Jährlich fallen allein in Deutschland Millionen Tonnen Kunststoffabfälle an, die größtenteils verbrannt werden. Forscher wollen nun Bakterien dazu bringen, diese Abfälle in Biopolymere umzuwandeln.
„Bis auf wenige Ausnahmen sind Polymere erdölbasiert. Vor dem Hintergrund der Frage nach der Ressourcenschonung gibt es jedoch inzwischen verstärkt Forschungsaktivitäten, um sogenannte Biokunststoffe aus nachwachsenden Rohstoffen herzustellen“, beschreibt Springer-Autor Werner Skolaut in „Maschinenbau“ (Seite 345) den Entwicklungstrend. Aber auch umgekehrt, vom Endprodukt zurück zu den Rohstoffen, versuchen Forscher Entwicklungswege zu öffnen: Unter der Koordination von Aachener Biologen verfolgen Wissenschaftler in dem europäischen Verbundforschungsprojekt P4SB – die Kurzform für From Plastic waste to Plastic value using Pseudomonas putida Synthetic Biology – das Ziel, Mikroben dazu zu bringen Bausteine erdölbasierter Kunststoffe in Bioplastik umzuwandeln.
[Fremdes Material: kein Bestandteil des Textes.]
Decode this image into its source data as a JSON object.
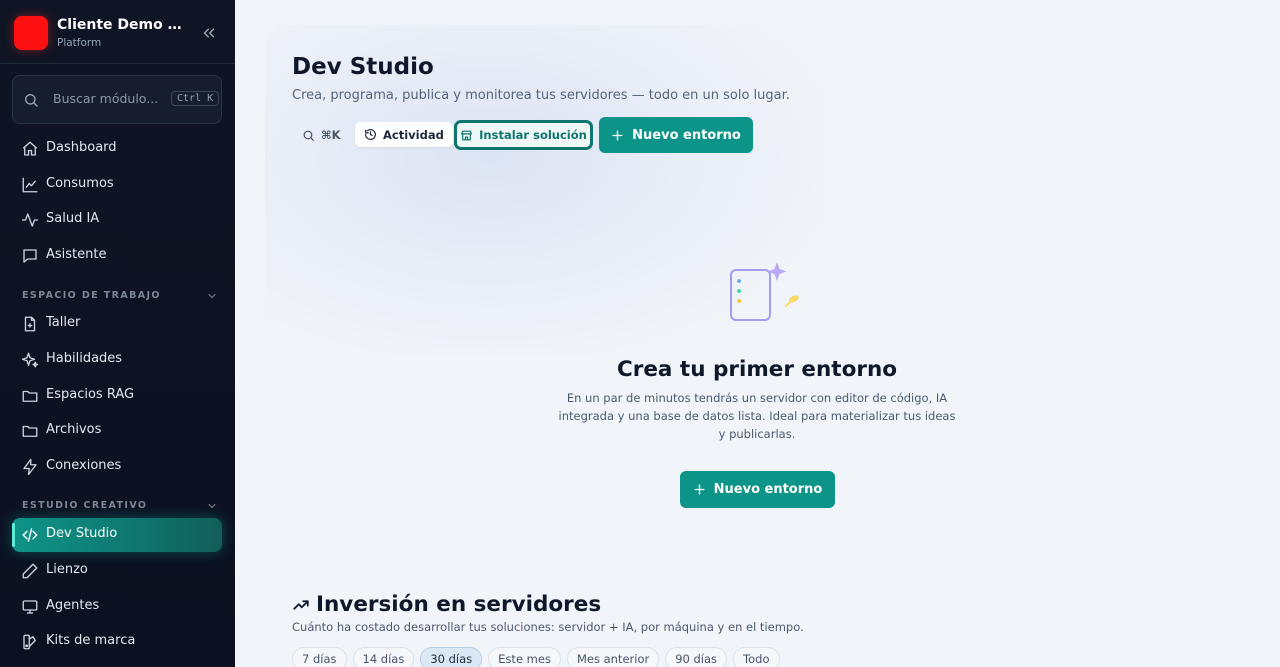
{
  "brand": {
    "name": "Cliente Demo Sl...",
    "subtitle": "Platform",
    "logo_color": "#ff1010"
  },
  "sidebar": {
    "search": {
      "placeholder": "Buscar módulo...",
      "shortcut": "Ctrl K"
    },
    "top_items": [
      {
        "label": "Dashboard",
        "icon": "home-icon"
      },
      {
        "label": "Consumos",
        "icon": "line-chart-icon"
      },
      {
        "label": "Salud IA",
        "icon": "activity-icon"
      },
      {
        "label": "Asistente",
        "icon": "chat-icon"
      }
    ],
    "workspace": {
      "title": "ESPACIO DE TRABAJO",
      "items": [
        {
          "label": "Taller",
          "icon": "file-plus-icon"
        },
        {
          "label": "Habilidades",
          "icon": "sparkles-icon"
        },
        {
          "label": "Espacios RAG",
          "icon": "folder-icon"
        },
        {
          "label": "Archivos",
          "icon": "folder-icon"
        },
        {
          "label": "Conexiones",
          "icon": "zap-icon"
        }
      ]
    },
    "creative": {
      "title": "ESTUDIO CREATIVO",
      "items": [
        {
          "label": "Dev Studio",
          "icon": "code-icon",
          "active": true
        },
        {
          "label": "Lienzo",
          "icon": "pencil-icon"
        },
        {
          "label": "Agentes",
          "icon": "monitor-icon"
        },
        {
          "label": "Kits de marca",
          "icon": "palette-icon"
        }
      ]
    }
  },
  "main": {
    "title": "Dev Studio",
    "subtitle": "Crea, programa, publica y monitorea tus servidores — todo en un solo lugar.",
    "toolbar": {
      "command_label": "⌘K",
      "activity_label": "Actividad",
      "install_label": "Instalar solución",
      "new_env_label": "Nuevo entorno"
    },
    "empty_state": {
      "title": "Crea tu primer entorno",
      "description": "En un par de minutos tendrás un servidor con editor de código, IA integrada y una base de datos lista. Ideal para materializar tus ideas y publicarlas.",
      "button_label": "Nuevo entorno"
    },
    "investment": {
      "title": "Inversión en servidores",
      "subtitle": "Cuánto ha costado desarrollar tus soluciones: servidor + IA, por máquina y en el tiempo.",
      "ranges": [
        {
          "label": "7 días",
          "active": false
        },
        {
          "label": "14 días",
          "active": false
        },
        {
          "label": "30 días",
          "active": true
        },
        {
          "label": "Este mes",
          "active": false
        },
        {
          "label": "Mes anterior",
          "active": false
        },
        {
          "label": "90 días",
          "active": false
        },
        {
          "label": "Todo",
          "active": false
        }
      ]
    }
  },
  "colors": {
    "accent": "#0d9488",
    "accent_dark": "#0f766e",
    "sidebar_bg": "#0f1524"
  }
}
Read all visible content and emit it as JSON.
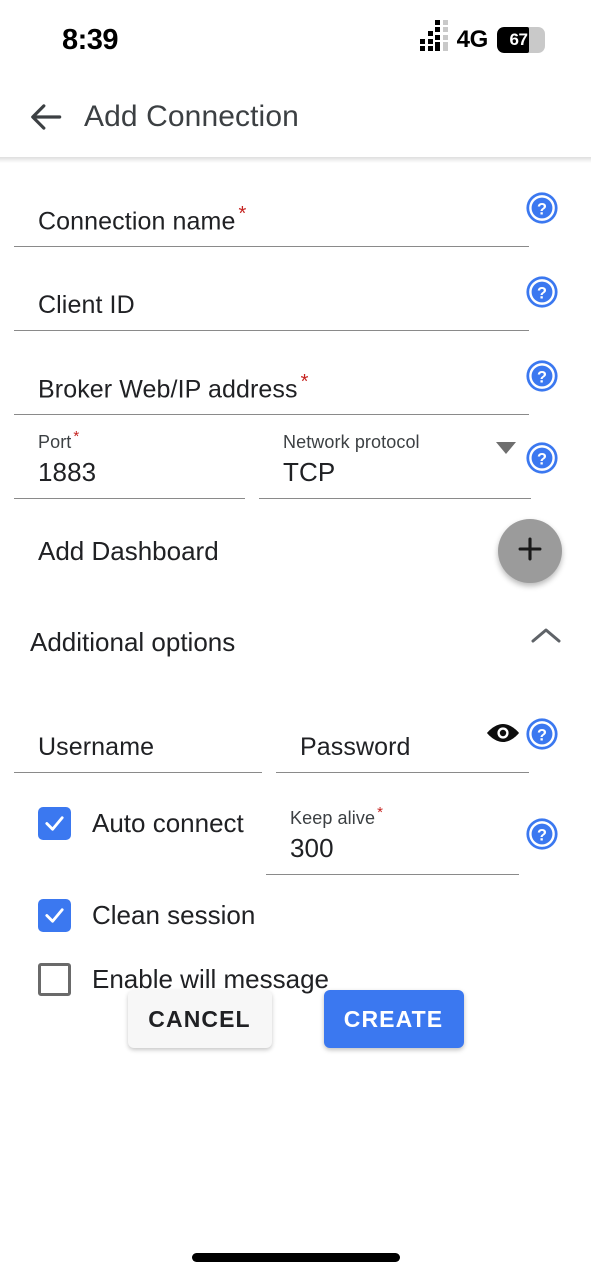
{
  "status_bar": {
    "time": "8:39",
    "network_label": "4G",
    "battery_percent": "67",
    "signal_icon": "signal-bars-icon",
    "battery_icon": "battery-icon"
  },
  "app_bar": {
    "back_icon": "back-arrow-icon",
    "title": "Add Connection"
  },
  "form": {
    "fields": [
      {
        "label": "Connection name",
        "required": true,
        "value": "",
        "help_icon": "help-circle-icon"
      },
      {
        "label": "Client ID",
        "required": false,
        "value": "",
        "help_icon": "help-circle-icon"
      },
      {
        "label": "Broker Web/IP address",
        "required": true,
        "value": "",
        "help_icon": "help-circle-icon"
      }
    ],
    "port": {
      "label": "Port",
      "required": true,
      "value": "1883"
    },
    "network_protocol": {
      "label": "Network protocol",
      "value": "TCP",
      "dropdown_icon": "chevron-down-icon",
      "options": [
        "TCP"
      ]
    },
    "port_row_help_icon": "help-circle-icon",
    "add_dashboard": {
      "label": "Add Dashboard",
      "add_icon": "plus-icon"
    },
    "additional_options": {
      "label": "Additional options",
      "expanded": true,
      "toggle_icon": "chevron-up-icon"
    },
    "username": {
      "label": "Username",
      "value": ""
    },
    "password": {
      "label": "Password",
      "value": "",
      "visibility_icon": "eye-icon"
    },
    "credentials_help_icon": "help-circle-icon",
    "auto_connect": {
      "label": "Auto connect",
      "checked": true
    },
    "keep_alive": {
      "label": "Keep alive",
      "required": true,
      "value": "300"
    },
    "keep_alive_help_icon": "help-circle-icon",
    "clean_session": {
      "label": "Clean session",
      "checked": true
    },
    "enable_will_message": {
      "label": "Enable will message",
      "checked": false
    }
  },
  "actions": {
    "cancel_label": "CANCEL",
    "create_label": "CREATE"
  },
  "colors": {
    "accent_blue": "#3b78f0",
    "required_red": "#c5221f",
    "fab_gray": "#9b9b9b",
    "text_primary": "#202124",
    "underline_gray": "#8a8a8a"
  }
}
„Die EU macht strenge Vorgaben für das Recycling von Kunststoffabfällen“, erklärt Lars Blank vom Lehrstuhl für Angewandte Mikrobiologie der RWTH Aachen. „Bis 2020 sollen 50 Prozent der PET-Kunststoffe, die man etwa als Getränkeflaschen kennt, recycelt werden. Aktuell sind es 30 Prozent. Und PU-Schäume, die für Matratzen, Autositze oder als Dämmmaterialien verwendet werden, sollen sogar zu 70 Prozent wiederverwertet werden. Im Moment werden unter fünf Prozent recycelt.“ Die meisten dieser Abfälle wandern hierzulande in Müllverbrennungsanlagen, obwohl sie eigentlich ein Wertstoff sind – wenn auch ein problematischer. Manche Kunststoffe brauchen etwa 500 Jahre, bis sie vollständig zersetzt sind. In vielen Ländern ohne funktionierende Entsorgung landen die Plastikabfälle in der Landschaft oder im Meer, wo sie große Schäden anrichten.
Kunststofffressende Organismen
Die Forscher wollen mit ihrem Projekt dazu beitragen, die Recyclingquoten zu verbessern, indem sie aus Bakterien plastikfressende Organismen machen. Allerdings: „Wir stehen vor großen Herausforderungen, weil einige Prozesse bisher nur in Einzelschritten bekannt sind, manche sogar nur in der Theorie“, sagt Blank. In dem Konsortium bündeln deshalb Experten aus den Bereichen Synthetische Biologie, Metabolic Engineering, Enzymologie, Prozesstechnik, Polymerwissenschaft und Umweltforschung ihr Know-how.
Die Forschergruppe plant folgende Schritte: Zuerst setzen sie den zerkleinerten Kunststoffabfällen Enzyme zu, damit diese die Bindungen der Polymere in Monomere als Einzelbausteine aufspalten. Im zweiten Schritt fressen Bakterien die Monomere, um sie in einem dritten in Biokunststoff umzuwandeln – wobei sie das Material sogar mit bestimmten Eigenschaften ausstatten sollen. Abschließend sollen die Bakterien dann Bioplastik-Bausteine ausscheiden.
Verknüpfung der einzelnen Schritte
Der letzte Schritt ist derzeit noch ein theoretischer: Sollte das Prinzip im Labor funktionieren, müssten die Bakterien nach dem dritten Schritt nicht wie bislang „sterben“, damit die Forscher an das Bioplastik gelangen, sondern die winzigen einzelligen Lebewesen könnten überleben und die Schritte zwei und drei ständig wiederholen. Blank: „Es geht aber nicht nur darum, die einzelnen Schritte umzusetzen. Wir müssen sie miteinander verknüpfen und die entsprechenden Werkzeuge dafür entwickeln.“ In vier Jahren soll der gesamte Prozess im Labormaßstab funktionieren.